February in August
Back to my real life, including Village Harvest on Tuesday mornings. Today’s harvest was a jaw-dropping 1,700 lbs of: oranges, lemons, white grapefruit, tangelos(!), mandarins(!!) and pink grapefruit(!!!) There was also a plum tree that was two weeks past its prime; I brought the two or so pounds of very soft fruit home, and will try to make something to bring next week, since both Henry and Julia went above and beyond in bringing delicious snacks to share.
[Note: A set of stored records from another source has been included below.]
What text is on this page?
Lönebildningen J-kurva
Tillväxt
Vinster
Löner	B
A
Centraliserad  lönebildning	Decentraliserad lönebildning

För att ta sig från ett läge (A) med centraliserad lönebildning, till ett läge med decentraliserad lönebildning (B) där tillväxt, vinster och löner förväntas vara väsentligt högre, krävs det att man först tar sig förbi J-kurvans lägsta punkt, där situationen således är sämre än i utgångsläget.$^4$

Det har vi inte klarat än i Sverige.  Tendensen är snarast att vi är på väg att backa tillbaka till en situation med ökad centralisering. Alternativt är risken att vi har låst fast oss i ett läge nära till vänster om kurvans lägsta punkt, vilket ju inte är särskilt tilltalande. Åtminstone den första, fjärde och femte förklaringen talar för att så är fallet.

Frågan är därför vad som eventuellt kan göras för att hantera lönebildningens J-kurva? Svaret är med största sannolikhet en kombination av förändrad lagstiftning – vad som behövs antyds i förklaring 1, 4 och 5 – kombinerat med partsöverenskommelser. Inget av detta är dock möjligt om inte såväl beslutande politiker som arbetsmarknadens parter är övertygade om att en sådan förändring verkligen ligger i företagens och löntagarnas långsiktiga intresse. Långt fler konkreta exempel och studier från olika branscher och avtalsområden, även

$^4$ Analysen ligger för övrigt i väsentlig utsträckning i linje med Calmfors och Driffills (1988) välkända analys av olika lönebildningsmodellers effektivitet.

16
We had a Chinese TV station taping us
Chinese is definitely the second language of VH; I learned to say “little grapefruit” today (shao yodzh) but more fluent speakers than I were interviewed. However, none of them could come up with the word for “nectarine.” The closest they could think of meant “hairless peach.” Maybe next week I’ll learn that one, too.
There was some drama, when Henry, Bud and I followed the erroneous address printed on our directions to the wrong house, and picked a bucket of unauthorized oranges before a call to La Jefe set us straight, but the unwitting fruit donor was very gracious about it, and even asked us to pick the rest of the tree.
Afterward, I put on my Veggielution hat (that would be the one with the long plume) and went downtown to table at the San José City Hall farmers market.
That’s Rica, waiting for someone, anyone, to come and talk to us.
We were opposite a very loud blues guitar player, and, during my couple hours there, made one newspaper pot for one little girl who planted one bean. But three other people took cards with the workday information, so maybe we’ll get some more volunteers.